Clearly, Klingberg's camp misjudged the market by a wide margin this summer -- a misstep that even dated back to the middle of the regular season when Klingberg reportedly turned down a multi-year offer from the Stars on the assumption that greener pastures awaited him. 

They didn't. And now he's set to endure the same process all over again next summer. 

That doesn't mean Klingberg can't make the most of his time as a Duck, though. This is still a terrific hockey player we're talking about, a defenseman who can quarterback a power play with the best of them, transition the puck out of his own zone, and inject offense into any blueline he joins.

Not to mention, Klingberg is motivated.
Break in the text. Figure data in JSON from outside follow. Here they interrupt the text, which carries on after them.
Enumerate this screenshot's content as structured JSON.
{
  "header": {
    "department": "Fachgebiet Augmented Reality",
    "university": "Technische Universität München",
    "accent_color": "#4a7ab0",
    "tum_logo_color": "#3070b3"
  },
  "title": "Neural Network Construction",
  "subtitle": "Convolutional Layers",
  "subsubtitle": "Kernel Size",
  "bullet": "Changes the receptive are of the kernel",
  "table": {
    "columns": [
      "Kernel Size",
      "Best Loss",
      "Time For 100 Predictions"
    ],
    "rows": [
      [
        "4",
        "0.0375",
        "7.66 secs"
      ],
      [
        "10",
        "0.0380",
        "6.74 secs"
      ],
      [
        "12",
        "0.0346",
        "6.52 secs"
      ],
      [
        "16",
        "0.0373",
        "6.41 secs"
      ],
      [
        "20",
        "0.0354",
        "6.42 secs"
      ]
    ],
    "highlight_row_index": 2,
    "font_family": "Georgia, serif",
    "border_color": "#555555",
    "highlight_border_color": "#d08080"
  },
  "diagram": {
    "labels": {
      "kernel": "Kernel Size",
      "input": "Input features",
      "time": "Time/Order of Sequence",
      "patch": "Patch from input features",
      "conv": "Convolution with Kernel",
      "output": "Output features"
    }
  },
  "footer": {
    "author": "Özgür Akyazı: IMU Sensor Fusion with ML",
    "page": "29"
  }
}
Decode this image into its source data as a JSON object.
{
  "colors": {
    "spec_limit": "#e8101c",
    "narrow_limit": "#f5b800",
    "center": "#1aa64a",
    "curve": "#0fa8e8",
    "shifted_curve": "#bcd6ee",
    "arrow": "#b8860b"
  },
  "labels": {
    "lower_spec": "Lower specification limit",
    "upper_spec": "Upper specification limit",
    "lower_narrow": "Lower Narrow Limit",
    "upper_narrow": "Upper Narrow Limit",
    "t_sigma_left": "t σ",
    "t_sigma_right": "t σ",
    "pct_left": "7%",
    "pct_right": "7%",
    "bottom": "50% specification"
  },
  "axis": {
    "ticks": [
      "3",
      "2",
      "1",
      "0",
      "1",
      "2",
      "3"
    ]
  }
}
Very motivated. A one-year deal represents a gamble on the player's part in any case, but even more so when it comes to Klingberg, who spoke on Monday like a player dead-set on proving those who overlooked him wrong. 

There's a good chance he does that. 

Klingberg is now arguably the best defender on the Ducks' roster at the moment and will almost certainly be treated to a workload that either matches or exceeds his career average of roughly 22 minutes per night. 

With the likes of Kevin Shattenkirk, Cam Fowler, and young phenom Jamie Drysdale all able to play the right side to varying degrees of efficiency, the Ducks have the ability to craft Klingberg's usage in a way that maximizes his talents, feeding him a steady helping of offensive zone starts along with a role as the primary puck-mover on the top power-play unit. 

Offensively, that should give Klingberg the means to rack up numbers that make him catnip in the eyes of the rival GMs as he re-enters the market next summer. 

But money was never an issue, really. Klingberg was always going to rake in the dough from an AAV standpoint, and, despite misjudging the market this year, still ended up becoming the highest-paid blueliner in the Ducks organization. 

What Klingberg really wants, in his own words, is term. And the question now becomes whether a 60-point season or something in that range, will put him in line to finally get it. 

Honestly, probably not. 

For as effective as Klingberg is on the offensive side of the puck, his defensive deficiencies simply cannot be ignored. In fact, Klingberg rates as one of the worst defenders at his position in his own zone, finishing in the bottom-two percentile in even-strength defense last season according to data from TopDown Hockey. His underlying numbers are still positive, at least, with Klingberg posting expected-goal and scoring chance shares of 50.73 percent and 51.99 percent at five-on-five, respectively. But for a player with his workload and offensive production, those results really should be much higher. 

What those totals do, actually, is sum Klingberg up to a tee: A player whose offensive prowess is potent enough to compensate for his defensive lapses -- albeit just barely. 

And then there's the matter of age, which is perhaps the most damning factor working against Klingberg's case for a long-term deal. 

Klingberg will be 31 by the time he's slated to hit the open market in July of 2023, placing him on the wrong end of the average NHL aging curve. It's not impossible for a defender to carve out a late-career resurgence, sure. We've seen them before. But those instances are more exceptions as opposed to the rule. 

If no team was willing to hand Klingberg a seven-year deal this summer, what makes him think they'll do so when he's another year older? 

"I mean, it's probably part of the plan but I'm not going to look too far ahead," said Klingberg on his desire to sign long-term when his current deal expires. 

"Obviously, I want to get a long term at the end of the day. Right now, I'm signing one year with Anaheim and we're going to have to take it from there. I can't focus on what's going to be there in one year. I'm going to need to have a good season and the team is going to need to have a good season as well. I think if the team is successful, I'm going to be successful."

That dedication to the present will serve Klingberg well as he embarks upon the most important season of his career. But the risk remains. And even in the event of a personal-best performance, there's no guarantee that what Klingberg is searching for will be waiting for him on the other side.